In today's edition of our ongoing, five-part PlayStation 4 review, we examine the console's features. From streaming live gameplay to sending voice messages and accessing your PS4 from abroad, there's a lot on offer in Sony's new gaming console. As with our reviews of the hardware and the user interface, you'll be treated to the detailed opinion of one PSU editor (myself, Tim Nunes), before two others chime in with their response.
It's all leading up to our final review on Friday, December 6, in which all three editors will give a review score to PS4. PSU's final score will be determined as the average of these three. Stay tuned for everything PS4 on PSU.com, and sound off in the comments with your thoughts on the console!
When considering the capabilities of PlayStation 4, I cannot help but wonder how I managed to live so long with the limitations of PS3. Don't think of this as a negative statement on PS3, but rather, consider it an accreditation of what Sony has created in its new tech.
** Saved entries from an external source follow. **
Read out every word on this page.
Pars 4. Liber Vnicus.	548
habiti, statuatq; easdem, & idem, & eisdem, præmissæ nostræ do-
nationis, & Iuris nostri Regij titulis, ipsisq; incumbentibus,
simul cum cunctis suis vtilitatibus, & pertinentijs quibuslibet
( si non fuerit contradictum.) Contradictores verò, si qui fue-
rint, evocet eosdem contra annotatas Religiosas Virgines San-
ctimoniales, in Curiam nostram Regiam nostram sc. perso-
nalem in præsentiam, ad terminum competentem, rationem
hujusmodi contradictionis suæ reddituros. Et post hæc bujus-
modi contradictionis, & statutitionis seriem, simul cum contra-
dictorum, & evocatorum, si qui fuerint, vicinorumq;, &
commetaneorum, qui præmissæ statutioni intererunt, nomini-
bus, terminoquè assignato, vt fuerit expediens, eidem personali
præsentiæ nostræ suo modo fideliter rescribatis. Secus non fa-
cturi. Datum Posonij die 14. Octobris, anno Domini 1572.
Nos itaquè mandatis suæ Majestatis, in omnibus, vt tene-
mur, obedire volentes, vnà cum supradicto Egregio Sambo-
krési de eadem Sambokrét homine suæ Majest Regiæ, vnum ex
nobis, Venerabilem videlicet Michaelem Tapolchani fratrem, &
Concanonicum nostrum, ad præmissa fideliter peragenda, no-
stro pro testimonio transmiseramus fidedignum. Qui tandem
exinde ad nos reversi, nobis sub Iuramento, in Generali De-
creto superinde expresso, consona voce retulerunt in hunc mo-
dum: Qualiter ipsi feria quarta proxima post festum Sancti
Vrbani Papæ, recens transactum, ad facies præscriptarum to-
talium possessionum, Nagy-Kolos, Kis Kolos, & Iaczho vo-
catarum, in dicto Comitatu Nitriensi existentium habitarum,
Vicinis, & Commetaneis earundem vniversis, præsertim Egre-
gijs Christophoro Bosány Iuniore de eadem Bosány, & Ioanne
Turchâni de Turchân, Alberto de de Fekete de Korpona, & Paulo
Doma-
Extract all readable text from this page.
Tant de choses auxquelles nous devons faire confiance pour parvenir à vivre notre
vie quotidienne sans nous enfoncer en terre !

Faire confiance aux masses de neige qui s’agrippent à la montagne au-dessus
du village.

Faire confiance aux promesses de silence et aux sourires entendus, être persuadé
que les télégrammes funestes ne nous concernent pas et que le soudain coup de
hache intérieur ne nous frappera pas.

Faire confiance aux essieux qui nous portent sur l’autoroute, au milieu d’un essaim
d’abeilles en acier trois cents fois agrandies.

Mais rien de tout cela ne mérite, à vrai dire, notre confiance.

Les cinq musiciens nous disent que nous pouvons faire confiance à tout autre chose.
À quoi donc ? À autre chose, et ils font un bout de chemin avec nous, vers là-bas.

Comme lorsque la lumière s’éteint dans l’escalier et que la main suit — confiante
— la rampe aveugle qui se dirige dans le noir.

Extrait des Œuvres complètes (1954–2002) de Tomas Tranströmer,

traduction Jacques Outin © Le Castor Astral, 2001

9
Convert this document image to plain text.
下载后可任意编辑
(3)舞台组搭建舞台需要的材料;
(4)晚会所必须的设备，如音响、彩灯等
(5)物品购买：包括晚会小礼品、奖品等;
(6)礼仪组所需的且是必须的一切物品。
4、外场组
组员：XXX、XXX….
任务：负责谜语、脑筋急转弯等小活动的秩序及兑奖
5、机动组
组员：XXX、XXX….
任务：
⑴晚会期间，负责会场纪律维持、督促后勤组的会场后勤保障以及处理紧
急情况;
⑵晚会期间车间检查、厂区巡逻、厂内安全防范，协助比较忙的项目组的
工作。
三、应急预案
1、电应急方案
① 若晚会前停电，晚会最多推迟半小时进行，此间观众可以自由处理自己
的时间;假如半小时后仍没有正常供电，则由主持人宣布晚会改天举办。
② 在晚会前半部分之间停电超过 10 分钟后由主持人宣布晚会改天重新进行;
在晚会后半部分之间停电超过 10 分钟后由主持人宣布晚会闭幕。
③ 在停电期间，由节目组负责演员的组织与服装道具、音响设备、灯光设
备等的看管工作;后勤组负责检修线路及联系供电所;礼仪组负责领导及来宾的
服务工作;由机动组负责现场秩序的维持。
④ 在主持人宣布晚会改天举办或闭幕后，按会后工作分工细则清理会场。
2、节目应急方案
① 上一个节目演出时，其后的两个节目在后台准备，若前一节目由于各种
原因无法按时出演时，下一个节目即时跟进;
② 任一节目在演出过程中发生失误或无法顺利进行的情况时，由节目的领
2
Immediately after inserting a game, the PS4 automatically finds and downloads any new game update, and while that update is loading, the game can still be played. Online portions of the game are out of reach until the update installs and the game is restarted, however. While on the subject, background downloading is a breeze. Right after buying a download from the PlayStation Store, the transaction pop-up disappears and the download begins, with the installation to follow--the installation takes place in the background, as well. Unfortunately, the only way to make sure that the download has indeed started is to press the PlayStation Button and hop up to Notifications. True, there has been no point where a purchase that I've made hasn't automatically begun downloading, but having a little statement about the download's initiation would be a healthy addition.
Standby Mode is a halfway-off state in which the PS4 always wants to be. When going through the normal shutdown procedures, the first available option is always Standby Mode. After all my years with inferior PC operating systems, I've always been wary of anything akin to a reduced power state, but the PS4 handles it very well. Controllers can be charged, game updates download and install automatically, and these two features can be turned on or off in Power Save settings. However, the coolest part about Standby Mode is the ability to access the PS4 away from home. Games and extra content can be purchased on the mobile PlayStation Store and the request is instantly sent to your PS4, where the content's download and install begin automatically. To fully utilize all these features, leave the PS4 in Standby Mode, because buying a 25+ gigabyte game while commuting to work is much better than coming home after work and waiting for the download when you turn on your console.
In addition, your PlayStation Vita can access PS4 via Remote Play while in Standby Mode; Remote Play cannot take place if the PS4 is completely shut down, because the Remote Play function cannot turn on the PS4 to establish the connection. The performance of Remote Play is relative to the internet connection on both ends, but with perfect internet connectivity, Remote Play should work as well as it does when directly connecting the PS Vita to the PS4 at home: seamlessly. Having to press the rear touchpad in order to use the trigger and joystick buttons takes some acclimating, but a little practice makes perfect, much like how typing on a touchscreen phone doesn't require much visual input after a while.
The ability to suspend applications is intriguing. It works much like what the PSP Go introduced, and allows games or applications to be held in a paused state while the rest of the console is accessible--this even allows Netflix to run while a game is suspended. The big difference is that this works with minimal effort, other than pressing OK to suspend something when prompted; jumping back into the game merely requires navigating back to the game in the Dynamic Menu, or double-tapping the PS Button to jump between apps.
The Share feature, while still very, very intuitive, could still use some work. When compared to the actual game, video quality suffers somewhat. Considering that PS4 constantly records the last 15 minutes of gameplay at all times, having lower streaming quality might be a necessary concession. The Share button itself has a few different ways to use it, such as a single press, long press, and double press, and each of these press schemes are your tickets to screenshots, recording, and broadcasting. The latter connects directly to uStream or Twitch, and each attempt to broadcast prompts a window asking which service to use. Normally, there isn't a real need for multiple Twitch accounts, but having to switch between accounts from the same service is like changing internet connections on the PS3: the old information must be replaced manually. Again, this extra step to maintain two Twitch accounts, for example, is something that only a few crazy people, comme moi, have to deal with, so poor account management is only a small negative.